La plus grave crise politique en Espagne depuis que le pays a retrouvé la démocratie en 1977 pourrait donc déboucher sur une reprise en main par le gouvernement central d’une de ses plus riches régions, où vivent 16% des Espagnols, pour éviter une déclaration d’indépendance risquant de déstabiliser l’Europe.
Madrid a donné un ultime délai, jusqu’à jeudi 10h00 (8h00 GMT) au président séparatiste de Catalogne Carles Puigdemont pour qu’il revienne à la légalité, après son refus de dire clairement lundi s’il écartait une déclaration unilatérale d’indépendance.
À défaut, « M. Puigdemont provoquera l’application de l’article 155 de la Constitution » qui permet de suspendre l’autonomie, a prévenu la numéro deux du gouvernement espagnol, Soraya Saenz de Santamaria.
« La seule chose que je demande à M. Puigdemont est qu’il agisse avec bon sens et équilibre », a aussi déclaré le chef du gouvernement conservateur Mariano Rajoy.
Mais Carles Puigdemont ne semblait pas prêt à bouger. Bien que la Catalogne soit divisée presque à parts égales sur l’indépendance, il estime que les Catalans ont conféré à leur parlement régional le « mandat » de déclarer l’indépendance, après avoir voté à 90% (et 43% de participation) en faveur de la sécession lors d’un référendum le 1er octobre.
Ce scrutin interdit et émaillé de violences policières avait été boycotté par l’opposition.
Le président séparatiste, pressé de toutes parts de temporiser, y compris par les milieux d’affaires qui constatent avec panique la fuite de centaines d’entreprises, a cependant proposé le 10 octobre de « suspendre » une éventuelle déclaration unilatérale d’indépendance.
Puis, dans une lettre adressée lundi à M. Rajoy, il a proposé de se laisser deux mois pour « dialoguer ».

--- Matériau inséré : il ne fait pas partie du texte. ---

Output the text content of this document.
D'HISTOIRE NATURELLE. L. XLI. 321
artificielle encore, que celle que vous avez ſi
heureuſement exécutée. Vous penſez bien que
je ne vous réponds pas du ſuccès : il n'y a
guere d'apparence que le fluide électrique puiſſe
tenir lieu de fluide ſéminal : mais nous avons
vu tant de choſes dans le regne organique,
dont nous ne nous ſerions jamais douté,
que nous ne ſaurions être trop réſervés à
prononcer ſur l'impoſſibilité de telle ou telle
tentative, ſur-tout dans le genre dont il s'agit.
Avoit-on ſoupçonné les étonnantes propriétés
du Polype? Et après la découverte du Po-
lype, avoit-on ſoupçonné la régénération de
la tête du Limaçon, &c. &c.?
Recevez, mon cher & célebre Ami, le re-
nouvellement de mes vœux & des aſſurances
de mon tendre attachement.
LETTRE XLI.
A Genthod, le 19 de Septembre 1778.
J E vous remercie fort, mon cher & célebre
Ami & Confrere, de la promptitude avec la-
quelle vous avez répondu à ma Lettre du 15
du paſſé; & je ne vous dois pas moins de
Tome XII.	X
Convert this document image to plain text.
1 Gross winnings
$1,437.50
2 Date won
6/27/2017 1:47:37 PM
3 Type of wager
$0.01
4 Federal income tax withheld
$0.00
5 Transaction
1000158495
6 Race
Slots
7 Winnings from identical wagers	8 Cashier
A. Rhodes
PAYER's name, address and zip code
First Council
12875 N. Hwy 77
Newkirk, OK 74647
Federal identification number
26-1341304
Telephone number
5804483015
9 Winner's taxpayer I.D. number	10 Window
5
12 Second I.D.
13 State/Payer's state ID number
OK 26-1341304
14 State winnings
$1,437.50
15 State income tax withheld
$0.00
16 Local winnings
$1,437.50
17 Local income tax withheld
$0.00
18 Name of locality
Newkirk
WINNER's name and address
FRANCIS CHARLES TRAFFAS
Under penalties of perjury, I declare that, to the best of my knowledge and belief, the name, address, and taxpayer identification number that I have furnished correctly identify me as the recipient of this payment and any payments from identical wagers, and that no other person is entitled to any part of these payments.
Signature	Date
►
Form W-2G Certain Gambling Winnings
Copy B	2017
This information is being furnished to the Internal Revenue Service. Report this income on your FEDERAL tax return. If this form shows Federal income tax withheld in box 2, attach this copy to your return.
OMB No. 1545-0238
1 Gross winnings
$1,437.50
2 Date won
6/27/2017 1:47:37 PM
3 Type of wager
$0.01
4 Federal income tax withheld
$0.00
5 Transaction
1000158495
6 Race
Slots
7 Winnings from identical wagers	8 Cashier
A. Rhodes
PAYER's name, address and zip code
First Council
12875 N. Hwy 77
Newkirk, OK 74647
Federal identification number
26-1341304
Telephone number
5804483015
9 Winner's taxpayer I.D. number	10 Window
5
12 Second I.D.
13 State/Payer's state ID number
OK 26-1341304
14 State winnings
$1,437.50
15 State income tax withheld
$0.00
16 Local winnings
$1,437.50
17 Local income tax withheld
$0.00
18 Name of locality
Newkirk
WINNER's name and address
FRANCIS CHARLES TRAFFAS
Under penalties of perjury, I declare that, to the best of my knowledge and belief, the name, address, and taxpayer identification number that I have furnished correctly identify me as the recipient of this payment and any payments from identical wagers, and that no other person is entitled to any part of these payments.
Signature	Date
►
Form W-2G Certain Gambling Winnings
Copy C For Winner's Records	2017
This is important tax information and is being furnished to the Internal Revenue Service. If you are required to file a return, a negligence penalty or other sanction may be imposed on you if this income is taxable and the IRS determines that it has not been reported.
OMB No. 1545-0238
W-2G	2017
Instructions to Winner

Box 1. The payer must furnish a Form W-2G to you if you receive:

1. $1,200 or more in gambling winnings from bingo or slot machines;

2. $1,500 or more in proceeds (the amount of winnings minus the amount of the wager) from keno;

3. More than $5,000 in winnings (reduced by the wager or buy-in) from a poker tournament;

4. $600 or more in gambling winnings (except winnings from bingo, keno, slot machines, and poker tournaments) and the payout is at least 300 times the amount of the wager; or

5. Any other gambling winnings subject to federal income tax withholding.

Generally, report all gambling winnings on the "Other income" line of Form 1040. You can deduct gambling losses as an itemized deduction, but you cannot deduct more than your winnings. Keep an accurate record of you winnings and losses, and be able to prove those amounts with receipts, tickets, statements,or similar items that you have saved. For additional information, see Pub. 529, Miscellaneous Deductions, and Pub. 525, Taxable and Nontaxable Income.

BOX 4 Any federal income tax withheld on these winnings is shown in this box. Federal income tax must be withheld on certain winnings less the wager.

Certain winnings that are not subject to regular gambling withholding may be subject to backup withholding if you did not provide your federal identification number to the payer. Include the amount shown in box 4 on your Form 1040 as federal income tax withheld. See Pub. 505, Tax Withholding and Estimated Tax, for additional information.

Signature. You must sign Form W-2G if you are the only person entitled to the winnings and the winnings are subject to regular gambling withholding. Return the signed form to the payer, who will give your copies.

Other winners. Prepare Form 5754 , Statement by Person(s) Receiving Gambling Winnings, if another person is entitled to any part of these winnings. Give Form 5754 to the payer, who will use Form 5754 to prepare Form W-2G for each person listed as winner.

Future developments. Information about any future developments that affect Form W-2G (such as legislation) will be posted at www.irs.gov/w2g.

Mais M. Rajoy exige que son adversaire renonce au préalable à toute intention de déclarer l’indépendance pour dialoguer, ce que Carles Puigdemont vivrait comme une « humiliation », selon son camp.
Et l’incarcération lundi à Madrid de deux figures de l’indépendantisme, Jordi Sanchez et Jordi Cuixart, a encore mis de l’huile sur le feu.
Le placement en détention de ces hommes, présidents des deux principales associations séparatistes, a entraîné des manifestations mardi soir dans toute la Catalogne de dizaines de milliers de personnes armées de bougies ou brandissant des pancartes soutenant leurs « prisonniers politiques ».
Ils sont poursuivis pour sédition, après avoir encouragé fin septembre des manifestants à bloquer la sortie d’un bâtiment où des gardes civils menaient des perquisitions, les empêchant de sortir pendant plusieurs heures. Pour les indépendantistes, ils ne faisaient que manifester pacifiquement.
Jusque-là, le gouvernement avait laissé entendre que la suspension de l’autonomie n’était pas la seule option sur la table, envisageant d’autres scénarios, notamment parce que sa mise en oeuvre est complexe.
L’article 155, qui doit être déclenché par le Sénat, permettrait au gouvernement de reprendre tout ou partie des compétences de la Catalogne.
Un sénateur du parti de M. Rajoy a expliqué mercredi à l’AFP sous couvert d’anonymat que cela devrait prendre environ une semaine, après présentation au Sénat des mesures que le gouvernement souhaite déclencher.
L’Espagne est un pays extrêmement décentralisé comptant 17 régions, les « Communautés autonomes », aux pouvoirs très étendus, en matière de santé et d’éducation notamment. La Catalogne dispose ainsi d’une police régionale, les Mossos d’Esquadra.
Le déclenchement de l’article 155 permettrait surtout, à terme, de convoquer des élections régionales pour renouveler le parlement catalan et remplacer les dirigeants actuels de manière « démocratique ».
Une mesure similaire de suspension d’autonomie avait été appliquée en 1934 après la proclamation d’un « État catalan de la république fédérale espagnole ». Celle-ci avait été suspendue par le dictateur Francisco Franco (1939-1975).
Une telle décision risque de provoquer une vive agitation en Catalogne, d’autant plus que c’est justement autour du débat sur les compétences de la région, meurtrie par l’annulation partielle en 2010 par la justice d’un statut lui conférant de très larges pouvoirs, que s’est nouée la crise actuelle.
Une crise qui secoue aussi chaque jour la planète foot, si importante en Espagne. Mercredi soir, le FC Barcelone, ouvertement favorable à l’organisation d’un référendum légal, a prévu de déployer au Camp Nou une grande banderole réclamant un dialogue.